The Google protestors have made five demands, which were posted to their Twitter feeds and detailed in an article for The Cut:
- “An end to forced arbitration in cases of harassment and discrimination.” Additionally, Google workers could bring a co-worker, representative, or supporter when meeting with Human Resources.
- “A commitment to end pay and opportunity inequity, for example making sure there are women of color at all levels of the organization, and accountability for not meeting this commitment.” Google would release internal reports on any salary or professional advancement gaps across employees of different races, genders, and ethnicities.
- “A publicly disclosed sexual harassment transparency report.” This would include the number of harassment claims and the division where they were made, the types of claims submitted, how many of the victims and accused have left Google, and the value of any exit packages — like the alleged payout for Rubin.
- “A clear, uniform, globally inclusive process for reporting sexual misconduct safely and anonymously.” The new process would need to make Google’s HR department more independent from its senior management, and to be accessible to everyone who works with Google, including temporary employees and contractors.
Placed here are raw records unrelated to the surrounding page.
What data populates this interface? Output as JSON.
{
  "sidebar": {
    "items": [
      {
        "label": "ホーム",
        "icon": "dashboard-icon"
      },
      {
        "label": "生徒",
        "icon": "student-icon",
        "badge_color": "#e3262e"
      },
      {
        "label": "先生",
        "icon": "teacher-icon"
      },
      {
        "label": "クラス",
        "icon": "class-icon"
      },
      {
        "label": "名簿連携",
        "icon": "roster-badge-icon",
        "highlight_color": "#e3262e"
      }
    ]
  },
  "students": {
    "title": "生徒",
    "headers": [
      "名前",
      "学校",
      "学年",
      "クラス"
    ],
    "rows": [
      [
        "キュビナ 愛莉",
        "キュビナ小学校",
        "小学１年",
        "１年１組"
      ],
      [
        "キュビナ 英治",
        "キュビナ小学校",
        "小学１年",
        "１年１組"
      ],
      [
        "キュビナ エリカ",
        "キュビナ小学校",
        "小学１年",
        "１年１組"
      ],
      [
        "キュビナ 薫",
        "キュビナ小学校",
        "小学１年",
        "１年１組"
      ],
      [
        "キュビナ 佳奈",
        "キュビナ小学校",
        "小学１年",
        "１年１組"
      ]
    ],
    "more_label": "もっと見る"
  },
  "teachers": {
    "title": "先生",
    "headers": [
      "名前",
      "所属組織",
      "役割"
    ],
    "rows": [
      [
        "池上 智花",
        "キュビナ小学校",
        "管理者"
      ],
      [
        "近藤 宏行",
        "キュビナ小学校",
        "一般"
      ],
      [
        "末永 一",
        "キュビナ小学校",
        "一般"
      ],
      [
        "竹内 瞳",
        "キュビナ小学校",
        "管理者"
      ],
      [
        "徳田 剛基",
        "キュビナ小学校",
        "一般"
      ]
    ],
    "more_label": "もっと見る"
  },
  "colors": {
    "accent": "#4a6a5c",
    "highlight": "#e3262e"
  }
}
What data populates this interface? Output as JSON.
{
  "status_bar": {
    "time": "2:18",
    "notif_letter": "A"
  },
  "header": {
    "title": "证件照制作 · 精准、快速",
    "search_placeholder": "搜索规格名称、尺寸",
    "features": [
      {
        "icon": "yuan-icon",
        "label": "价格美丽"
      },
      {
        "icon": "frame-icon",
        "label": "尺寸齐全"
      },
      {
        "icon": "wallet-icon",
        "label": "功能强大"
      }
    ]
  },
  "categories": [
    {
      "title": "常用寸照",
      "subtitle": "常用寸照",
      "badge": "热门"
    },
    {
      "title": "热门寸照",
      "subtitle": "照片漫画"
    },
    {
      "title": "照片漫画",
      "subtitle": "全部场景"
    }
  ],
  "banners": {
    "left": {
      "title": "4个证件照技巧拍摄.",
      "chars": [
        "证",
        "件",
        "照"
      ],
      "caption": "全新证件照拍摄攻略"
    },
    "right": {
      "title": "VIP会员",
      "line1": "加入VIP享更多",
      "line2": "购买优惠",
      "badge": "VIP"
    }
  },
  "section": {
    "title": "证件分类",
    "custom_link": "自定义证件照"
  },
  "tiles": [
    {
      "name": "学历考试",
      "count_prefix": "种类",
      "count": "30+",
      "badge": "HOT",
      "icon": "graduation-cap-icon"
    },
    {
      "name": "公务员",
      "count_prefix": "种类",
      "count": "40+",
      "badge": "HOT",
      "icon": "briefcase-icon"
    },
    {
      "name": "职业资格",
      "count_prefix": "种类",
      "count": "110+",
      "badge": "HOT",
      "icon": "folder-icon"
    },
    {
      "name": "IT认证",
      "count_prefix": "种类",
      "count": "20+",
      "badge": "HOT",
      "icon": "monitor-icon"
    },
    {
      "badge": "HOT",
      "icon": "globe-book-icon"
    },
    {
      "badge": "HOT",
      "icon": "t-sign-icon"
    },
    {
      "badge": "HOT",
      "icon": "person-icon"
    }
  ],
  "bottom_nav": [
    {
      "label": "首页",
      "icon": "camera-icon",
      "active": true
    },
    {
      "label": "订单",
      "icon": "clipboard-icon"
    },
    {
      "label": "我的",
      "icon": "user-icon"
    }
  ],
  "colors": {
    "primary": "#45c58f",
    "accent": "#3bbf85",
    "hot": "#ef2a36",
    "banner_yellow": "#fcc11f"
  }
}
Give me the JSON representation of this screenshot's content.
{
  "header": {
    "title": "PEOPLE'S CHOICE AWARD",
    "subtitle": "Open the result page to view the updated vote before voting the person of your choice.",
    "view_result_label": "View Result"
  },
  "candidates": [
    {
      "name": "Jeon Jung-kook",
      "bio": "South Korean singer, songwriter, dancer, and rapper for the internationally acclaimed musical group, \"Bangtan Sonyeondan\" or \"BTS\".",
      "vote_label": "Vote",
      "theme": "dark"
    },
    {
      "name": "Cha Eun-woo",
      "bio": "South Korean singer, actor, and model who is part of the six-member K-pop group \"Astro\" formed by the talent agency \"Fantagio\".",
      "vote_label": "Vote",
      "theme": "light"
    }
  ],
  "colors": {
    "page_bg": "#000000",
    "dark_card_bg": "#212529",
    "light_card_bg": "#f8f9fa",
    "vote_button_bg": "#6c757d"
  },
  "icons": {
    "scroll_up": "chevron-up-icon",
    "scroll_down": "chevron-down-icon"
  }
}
- “Elevate the Chief Diversity Officer to answer directly to the CEO and make recommendations directly to the board of directors. In addition, appoint an employee representative to the board.” The CDO and representative would help enforce the previous demands and propose changes.
Yana Calou, an organizer at worker activism nonprofit Coworker.org, says that the group’s first demand should be “no problem” for a company like Google. “There is absolutely precedent for removing sexual harassment from arbitration agreements,” Calou told The Verge. Google’s competitor Microsoft stopped requiring sexual harassment victims to go through arbitration last year, and Uber changed its policies after former engineer Susan Fowler published a galvanizing account of widespread harassment and sexism in the company.
The #MeToo movement has often taken aim at forced arbitration — it’s a common practice that makes companies far less accountable for preventing harassment and assault. Legislators are also attempting to end the practice. In September, California nearly passed a law that would prohibit mandatory arbitration, but Governor Jerry Brown vetoed the bill, saying that it violated federal law. In 2017, Senators Kirsten Gillibrand (D-NY) and Lindsey Graham (R-SC) introduced a bill that would void any mandatory arbitration agreements in cases of sexual harassment and discrimination. The proposal remains stalled in Congress.
There’s much less precedent for putting an employee representative on the board of directors, although Calou notes that some European companies have appointed employee representatives to their boards. Similarly, it’s been very difficult to get companies to release numbers on the payment and promotion gaps between different races and genders — something Calou agrees should be more transparent. “Why do the people who actually work there not have the right information about their own jobs?” she says.
There’s no timeline for Google agreeing to (or rejecting) any of these demands. However, the past year has seen Google employees organize protests around a variety of issues, sometimes with significant results. This spring, thousands of employees petitioned the company to cease work on a Pentagon-backed military artificial intelligence project, leading Google to pledge that it would stay out of weaponized AI work. Many employees have also protested an alleged censorship-friendly Google Search app for the Chinese market — although its status remains unknown. “While leadership is listening to us, let us be clear: we are just getting started,” Stapleton told the cheering New York crowd.